Relation-aware Transformers, including CoLLaMo, symmetry-reduced models, and dual-attention architectures, systematically reduce or remove the need for models to "discover" relational structure, providing inductive biases for coordinate-free, relation-centric processing (François et al., 21 Feb 2026, Altabaa et al., 2024, Park et al., 18 Jan 2026). The explicitness of relational content improves data efficiency, generalization (especially systematic combinatorial generalization), and interpretability.

However, overhead remains a consideration: increases in projected parameter count (e.g., from $4dd_h$ to $2d^2$ per head in symmetry-invariant architectures), need for careful rank/budget control, and open challenges in integrating fully relational processing with scalable hardware implementations. Theoretical developments have largely proceeded ahead of extensive empirical scaling, with some models reporting primarily conceptual results and proposing further evaluation on optimization dynamics, convergence, and robustness.
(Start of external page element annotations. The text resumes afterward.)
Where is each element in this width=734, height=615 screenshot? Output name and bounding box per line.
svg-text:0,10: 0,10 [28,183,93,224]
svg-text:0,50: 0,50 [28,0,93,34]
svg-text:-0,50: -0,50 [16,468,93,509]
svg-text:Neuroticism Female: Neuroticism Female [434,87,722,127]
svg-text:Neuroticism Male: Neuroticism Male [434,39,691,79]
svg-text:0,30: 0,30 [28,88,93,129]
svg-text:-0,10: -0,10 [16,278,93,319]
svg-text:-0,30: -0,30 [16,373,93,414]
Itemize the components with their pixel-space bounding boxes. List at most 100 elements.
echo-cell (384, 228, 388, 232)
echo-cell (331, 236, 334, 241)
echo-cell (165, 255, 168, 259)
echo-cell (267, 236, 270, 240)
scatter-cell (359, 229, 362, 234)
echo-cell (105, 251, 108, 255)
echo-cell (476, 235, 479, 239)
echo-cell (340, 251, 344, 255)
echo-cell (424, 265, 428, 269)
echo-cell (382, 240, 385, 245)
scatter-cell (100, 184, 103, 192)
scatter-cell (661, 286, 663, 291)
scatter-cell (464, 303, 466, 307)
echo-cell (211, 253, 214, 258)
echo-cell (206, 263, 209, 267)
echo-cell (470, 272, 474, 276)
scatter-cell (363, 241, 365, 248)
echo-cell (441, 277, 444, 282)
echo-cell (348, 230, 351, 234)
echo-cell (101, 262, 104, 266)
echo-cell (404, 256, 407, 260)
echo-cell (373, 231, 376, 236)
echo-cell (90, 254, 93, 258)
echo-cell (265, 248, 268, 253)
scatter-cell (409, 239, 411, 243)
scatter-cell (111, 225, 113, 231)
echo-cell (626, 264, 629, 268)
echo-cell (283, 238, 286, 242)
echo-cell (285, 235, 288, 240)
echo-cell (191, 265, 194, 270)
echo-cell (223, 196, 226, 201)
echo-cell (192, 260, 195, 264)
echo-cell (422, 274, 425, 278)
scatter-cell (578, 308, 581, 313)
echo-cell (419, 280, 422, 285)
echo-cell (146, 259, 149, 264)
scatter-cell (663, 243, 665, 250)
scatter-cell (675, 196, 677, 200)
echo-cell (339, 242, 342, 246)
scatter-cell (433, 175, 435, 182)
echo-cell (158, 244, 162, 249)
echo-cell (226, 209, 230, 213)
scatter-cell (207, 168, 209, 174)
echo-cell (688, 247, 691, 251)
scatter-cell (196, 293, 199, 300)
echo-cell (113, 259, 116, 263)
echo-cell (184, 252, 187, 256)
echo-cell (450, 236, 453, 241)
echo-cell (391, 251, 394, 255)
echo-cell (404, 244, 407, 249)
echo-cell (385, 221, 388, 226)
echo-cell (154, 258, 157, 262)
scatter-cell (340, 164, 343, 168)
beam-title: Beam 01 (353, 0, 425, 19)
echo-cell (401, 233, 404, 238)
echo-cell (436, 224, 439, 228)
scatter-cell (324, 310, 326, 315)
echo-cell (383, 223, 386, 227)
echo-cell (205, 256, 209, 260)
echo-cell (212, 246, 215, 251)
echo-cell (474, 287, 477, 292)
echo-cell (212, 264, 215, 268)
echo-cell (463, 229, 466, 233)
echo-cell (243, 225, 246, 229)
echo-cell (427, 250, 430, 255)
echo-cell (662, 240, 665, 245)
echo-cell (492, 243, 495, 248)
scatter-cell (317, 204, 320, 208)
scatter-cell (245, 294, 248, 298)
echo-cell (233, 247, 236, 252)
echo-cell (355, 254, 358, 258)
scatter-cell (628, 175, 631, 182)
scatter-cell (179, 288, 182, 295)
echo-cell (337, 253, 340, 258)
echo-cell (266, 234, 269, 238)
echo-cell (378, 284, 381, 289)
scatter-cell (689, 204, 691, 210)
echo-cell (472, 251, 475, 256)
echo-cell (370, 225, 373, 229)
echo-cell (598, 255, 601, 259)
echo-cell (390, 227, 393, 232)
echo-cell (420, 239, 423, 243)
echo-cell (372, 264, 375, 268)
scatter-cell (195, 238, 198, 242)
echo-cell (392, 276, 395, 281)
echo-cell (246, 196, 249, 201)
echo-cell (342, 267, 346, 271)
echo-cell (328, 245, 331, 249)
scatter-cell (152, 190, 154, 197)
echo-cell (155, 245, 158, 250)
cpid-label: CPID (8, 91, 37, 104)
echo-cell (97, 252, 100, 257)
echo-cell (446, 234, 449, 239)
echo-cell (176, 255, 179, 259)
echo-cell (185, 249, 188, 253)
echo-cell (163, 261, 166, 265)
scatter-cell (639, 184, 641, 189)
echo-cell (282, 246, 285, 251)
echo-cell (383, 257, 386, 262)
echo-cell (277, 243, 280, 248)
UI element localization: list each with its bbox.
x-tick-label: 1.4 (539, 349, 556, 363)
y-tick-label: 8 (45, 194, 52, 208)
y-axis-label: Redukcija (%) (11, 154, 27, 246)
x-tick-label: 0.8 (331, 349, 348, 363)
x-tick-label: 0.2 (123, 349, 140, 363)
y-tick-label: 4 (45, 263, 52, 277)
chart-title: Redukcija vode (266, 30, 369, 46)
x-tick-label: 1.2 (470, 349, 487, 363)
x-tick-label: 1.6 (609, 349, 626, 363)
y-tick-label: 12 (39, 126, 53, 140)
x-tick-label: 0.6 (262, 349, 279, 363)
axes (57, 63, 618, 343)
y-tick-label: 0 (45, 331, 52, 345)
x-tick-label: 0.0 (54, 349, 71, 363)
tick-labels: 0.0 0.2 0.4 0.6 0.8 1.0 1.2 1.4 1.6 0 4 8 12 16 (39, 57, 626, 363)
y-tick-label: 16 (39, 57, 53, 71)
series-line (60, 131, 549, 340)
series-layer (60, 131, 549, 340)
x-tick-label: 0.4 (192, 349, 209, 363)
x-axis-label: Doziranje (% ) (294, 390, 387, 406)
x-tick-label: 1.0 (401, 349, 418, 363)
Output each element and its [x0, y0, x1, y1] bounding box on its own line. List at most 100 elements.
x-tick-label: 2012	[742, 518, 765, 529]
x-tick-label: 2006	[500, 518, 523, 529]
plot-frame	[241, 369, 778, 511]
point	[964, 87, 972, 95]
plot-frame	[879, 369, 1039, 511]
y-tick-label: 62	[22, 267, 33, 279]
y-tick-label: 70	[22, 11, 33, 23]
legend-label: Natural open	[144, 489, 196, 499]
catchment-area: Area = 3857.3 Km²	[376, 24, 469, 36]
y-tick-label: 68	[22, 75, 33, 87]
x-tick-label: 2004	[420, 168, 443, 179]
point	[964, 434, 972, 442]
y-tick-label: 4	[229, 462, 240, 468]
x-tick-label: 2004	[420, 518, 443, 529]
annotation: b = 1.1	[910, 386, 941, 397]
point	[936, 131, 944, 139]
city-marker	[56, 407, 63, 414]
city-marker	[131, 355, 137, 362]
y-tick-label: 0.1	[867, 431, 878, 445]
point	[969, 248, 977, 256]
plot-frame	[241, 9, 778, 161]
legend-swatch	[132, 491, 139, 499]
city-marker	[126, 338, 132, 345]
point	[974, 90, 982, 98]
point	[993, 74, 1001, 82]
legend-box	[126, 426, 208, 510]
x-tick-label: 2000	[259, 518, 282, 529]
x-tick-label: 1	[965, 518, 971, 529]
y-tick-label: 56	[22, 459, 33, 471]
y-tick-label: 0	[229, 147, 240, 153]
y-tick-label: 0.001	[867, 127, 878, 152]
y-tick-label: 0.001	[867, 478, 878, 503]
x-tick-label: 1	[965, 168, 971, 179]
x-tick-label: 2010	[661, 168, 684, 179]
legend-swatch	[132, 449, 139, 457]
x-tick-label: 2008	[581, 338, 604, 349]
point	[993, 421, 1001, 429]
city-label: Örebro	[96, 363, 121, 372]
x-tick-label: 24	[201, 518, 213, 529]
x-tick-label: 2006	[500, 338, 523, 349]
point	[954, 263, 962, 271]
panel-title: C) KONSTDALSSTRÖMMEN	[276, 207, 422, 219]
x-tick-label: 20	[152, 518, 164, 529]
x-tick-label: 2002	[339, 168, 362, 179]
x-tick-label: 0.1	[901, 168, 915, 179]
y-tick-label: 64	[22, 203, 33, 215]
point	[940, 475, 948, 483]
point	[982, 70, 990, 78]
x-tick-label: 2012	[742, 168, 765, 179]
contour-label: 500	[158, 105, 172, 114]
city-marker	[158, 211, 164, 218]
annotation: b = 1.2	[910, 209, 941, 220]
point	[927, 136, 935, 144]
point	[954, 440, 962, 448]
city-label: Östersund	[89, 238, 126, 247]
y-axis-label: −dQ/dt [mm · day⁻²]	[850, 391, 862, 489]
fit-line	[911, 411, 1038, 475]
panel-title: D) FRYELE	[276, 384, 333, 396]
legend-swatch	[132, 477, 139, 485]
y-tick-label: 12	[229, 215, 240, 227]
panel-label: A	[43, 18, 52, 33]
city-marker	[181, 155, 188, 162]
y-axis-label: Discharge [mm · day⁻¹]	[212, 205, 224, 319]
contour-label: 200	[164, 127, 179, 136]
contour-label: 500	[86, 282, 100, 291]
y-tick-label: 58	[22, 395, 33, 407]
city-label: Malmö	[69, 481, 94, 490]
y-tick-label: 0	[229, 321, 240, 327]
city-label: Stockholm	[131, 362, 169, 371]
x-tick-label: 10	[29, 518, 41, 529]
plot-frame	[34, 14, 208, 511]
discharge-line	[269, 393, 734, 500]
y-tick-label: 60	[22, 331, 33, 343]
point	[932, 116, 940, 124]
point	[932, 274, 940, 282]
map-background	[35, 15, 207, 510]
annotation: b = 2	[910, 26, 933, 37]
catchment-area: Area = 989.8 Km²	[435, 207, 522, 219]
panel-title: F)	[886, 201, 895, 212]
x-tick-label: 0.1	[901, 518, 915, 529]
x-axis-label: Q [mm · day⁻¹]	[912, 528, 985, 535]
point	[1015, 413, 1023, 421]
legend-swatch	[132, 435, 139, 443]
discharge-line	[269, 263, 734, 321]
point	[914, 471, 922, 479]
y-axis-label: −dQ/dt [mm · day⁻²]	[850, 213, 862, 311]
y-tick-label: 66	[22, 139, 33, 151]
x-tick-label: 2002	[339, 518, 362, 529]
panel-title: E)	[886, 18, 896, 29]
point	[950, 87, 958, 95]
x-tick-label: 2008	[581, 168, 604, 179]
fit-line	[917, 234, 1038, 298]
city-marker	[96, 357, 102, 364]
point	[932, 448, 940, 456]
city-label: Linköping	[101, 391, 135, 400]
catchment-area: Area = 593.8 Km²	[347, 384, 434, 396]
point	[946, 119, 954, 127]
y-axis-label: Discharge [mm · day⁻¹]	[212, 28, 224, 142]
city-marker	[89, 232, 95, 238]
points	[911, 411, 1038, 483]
A plausible implication is that domain-specialized relation-aware attention modules, such as those in CoLLaMo, are likely to generalize well to other scientific and structured data modalities, contingent on appropriately engineered pairwise and higher-order feature representations.

7. Comparative Overview

Model/Framework	Key Innovation	Impact Area
CoLLaMo (Park et al., 18 Jan 2026)	Relation-aware modality-collaborative projector and Co-Attn	Molecular multimodal LLMs
Symmetry-reduced Transformers (François et al., 21 Feb 2026)	Invariant Gram and parameter composites under continuous and discrete symmetries	General relational learning, model redundancy
Dual Attention Transformers (DAT) (Altabaa et al., 2024)	Explicit sensory and relational attention; fusion stream	Relational games, vision, language modeling

Each approach enforces or exploits relational structure distinctly: CoLLaMo through domain-aligned modality fusion, symmetry-reduced Transformers by geometric invariance, and DAT through architectural decomposition of feature and relation streams.

Relation-aware Transformers constitute a broad, theoretically principled, and empirically substantiated direction for integrating relational processing directly into the architectural and optimization fabric of large attention-based models. Ongoing work is focused on scaling, robustness analyses, interpretability of learned relations, and domain-specific generalization.